The World According to Monsanto: hard-hitting documentary about the infamous agribusiness corporation

Marie-Monique Robin, “The World According to Monsanto  / Le Monde selon Monsanto” (2008)

At issue in this informative documentary directed by the investigative journalist Marie-Monique Robin is Monsanto’s astounding record of environmental and food safety thuggery across the world and its collusion with and manipulation of governments, scientists and scientific research, not to mention the extraordinary extra-legal (and plain illegal) tactics and practices used, to dominate global agriculture. Robin opts for a hard-hitting approach with voice-over narration, interviews with US government officials, scientists, farmers, lawyers, activists and people affected by Monsanto’s activities and occasional animation and diagrams to detail the long history of Monsanto’s destructive practices in the pursuit of profit and domination of agriculture and food supply. Robin herself makes frequent appearances in the film.

Various examples of products made and promoted by Monsanto provide the meat, potatoes and structure of the documentary. Robin speaks to various people about the effects of Monsanto products such as polychlorinated biphenyls (PCBs), Roundup herbicide, transgenic crops and recombinant bovine growth hormone (rBGH): the results can be horrific and include cancers affecting the prostate gland and women’s breasts and ovaries among other things. Robin goes into great detail investigating each and every case study of a Monsanto product and some of the information she uncovers is astounding: Monsanto-produced Agent Orange (a brand-name for dioxin) was used as a defoliant in Vietnam to flush out Viet Cong fighters. The methods the company uses to get its way and to deceive governments and the public verge on the criminal: one interviewee describes the lax procedures Monsanto researchers used to determine that Agent Orange was safe for people to use; another interviewee tells of how a whistle-blower at Monsanto who questioned the veracity of Agent Orange studies and the results achieved ended up being bullied and harassed by Monsanto management.
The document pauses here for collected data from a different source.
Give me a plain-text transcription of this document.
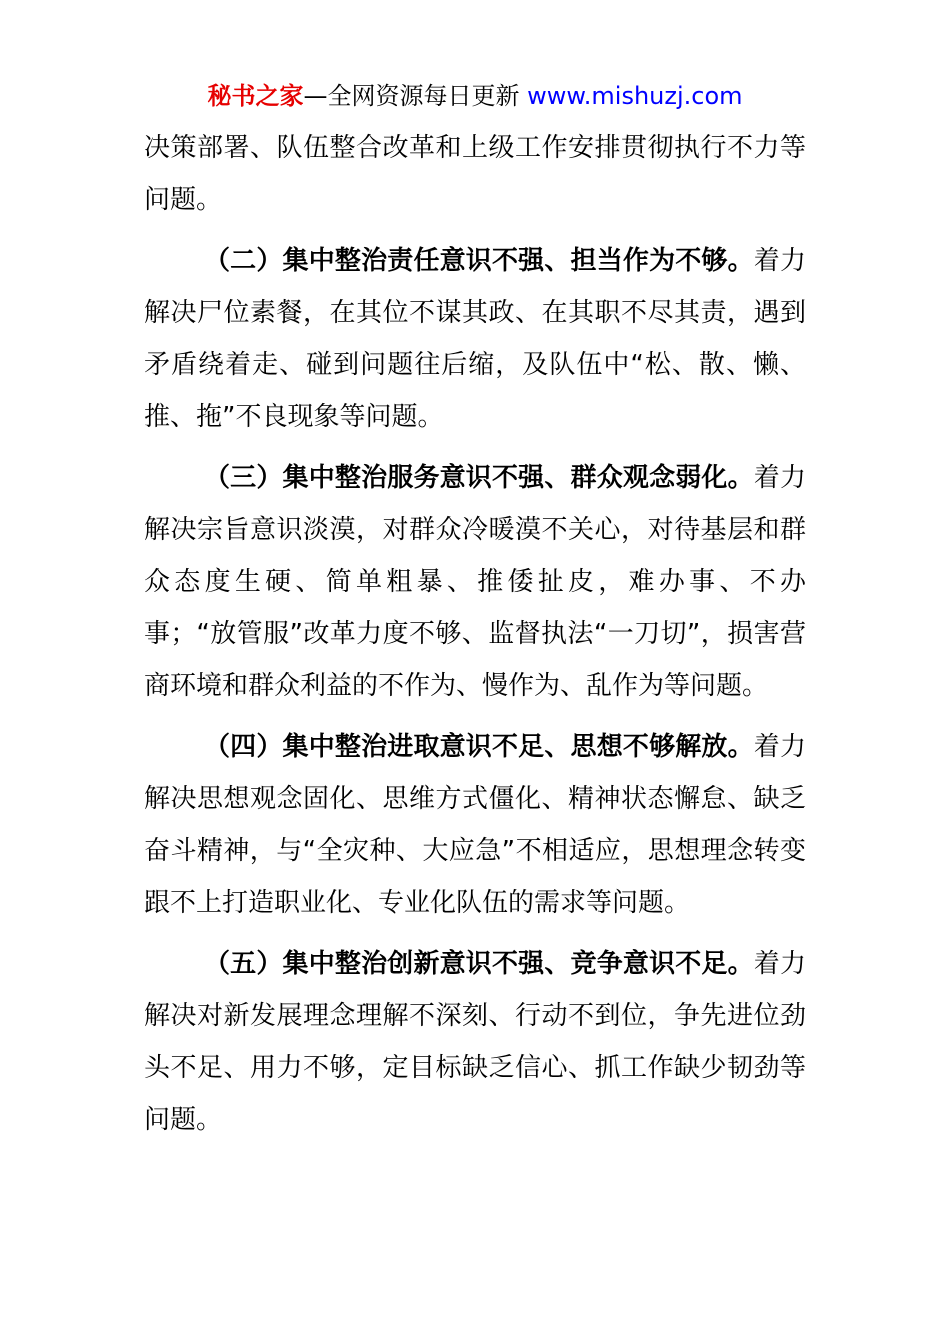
秘书之家—全网资源每日更新 www.mishuzj.com

决策部署、队伍整合改革和上级工作安排贯彻执行不力等问题。

（二）集中整治责任意识不强、担当作为不够。着力解决尸位素餐，在其位不谋其政、在其职不尽其责，遇到矛盾绕着走、碰到问题往后缩，及队伍中“松、散、懒、推、拖”不良现象等问题。

（三）集中整治服务意识不强、群众观念弱化。着力解决宗旨意识淡漠，对群众冷暖漠不关心，对待基层和群众态度生硬、简单粗暴、推倭扯皮，难办事、不办事；“放管服”改革力度不够、监督执法“一刀切”，损害营商环境和群众利益的不作为、慢作为、乱作为等问题。

（四）集中整治进取意识不足、思想不够解放。着力解决思想观念固化、思维方式僵化、精神状态懈怠、缺乏奋斗精神，与“全灾种、大应急”不相适应，思想理念转变跟不上打造职业化、专业化队伍的需求等问题。

（五）集中整治创新意识不强、竞争意识不足。着力解决对新发展理念理解不深刻、行动不到位，争先进位劲头不足、用力不够，定目标缺乏信心、抓工作缺少韧劲等问题。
The promotion and spread of GMO or transgenic crops and how their increased use promises more profits to Monsanto through intellectual property law in US get special attention. False advertising and claims of working with farmers to ensure fair treatment when the contrary is true are par for the course; the only difficulty Monsanto seems to have is in how low the company can go scraping the bottom of the ethics barrel. US farmers growing conventional soy crops are visited by the so-called “gene” police from Monsanto who check that the farmers aren’t growing crops with Monsanto-invented genes in a way that intimidates and frightens the farmers. In addition Monsanto buys up seed companies so as to be able to control the gene pools of non-transgenic crops (and perhaps convert them to transgenic crops). In India where transgenic cotton is grown, government officials admit that farmers cannot NOT grow transgenic BT cotton due to seed dispersal; at the same time, farmers must buy transgenic seed from Monsanto at huge prices, forcing them to borrow money from money-lenders at exorbitant rates. Many farmers fall so deeply into debt that they commit suicide.

Ranging across so many Monsanto outrages against farmers and communities, Robin does miss a few issues: the destructive effect Monsanto’s products and GMO crops must have on soil quality, water and ecosystems, and ultimately on the water cycle itself with troubling consequences for the oceans that receive water contaminated with GMO herbicides or crop waste containing genetically modified bacteria; the possibility that GMO crops may permanently cripple people’s health and immune systems when eaten; and the reduced genetic diversity that GMO crops brings to food crops, making global food supplies vulnerable to even small climatic changes and potentially threatening food insecurity and food shortages across the world. One particular issue that’s probably beyond Robin to cover is Monsanto’s political clout with the US politicians themselves: though she documents the revolving door between Monsanto and the US Food and Drug Administration staff, she doesn’t address the possibility that Monsanto may be a significant lobbyist on Capitol Hill and contribute money to politicians during election periods. There’s some investigation into the potential transgenic crops may have for altering land ownership patterns that favour large landowners and agribusinesses at the expense of small farms and the rural-to-urban flight that may cause with consequences for the future of cities in many countries, already bursting at the seams with slums and the social problems that often accompany them, not to mention the loss of agricultural knowledge and practices and the destruction of rural communities.

Robin makes no claim to impartiality, piling on one Monsanto offence on top of another relentlessly, to the point where it all seems too unreal. Except of course, this is one very real nightmare that’s gone on far too long and which tragically many people like those Indian farmers who have taken their lives in despair have never been able to wake up from.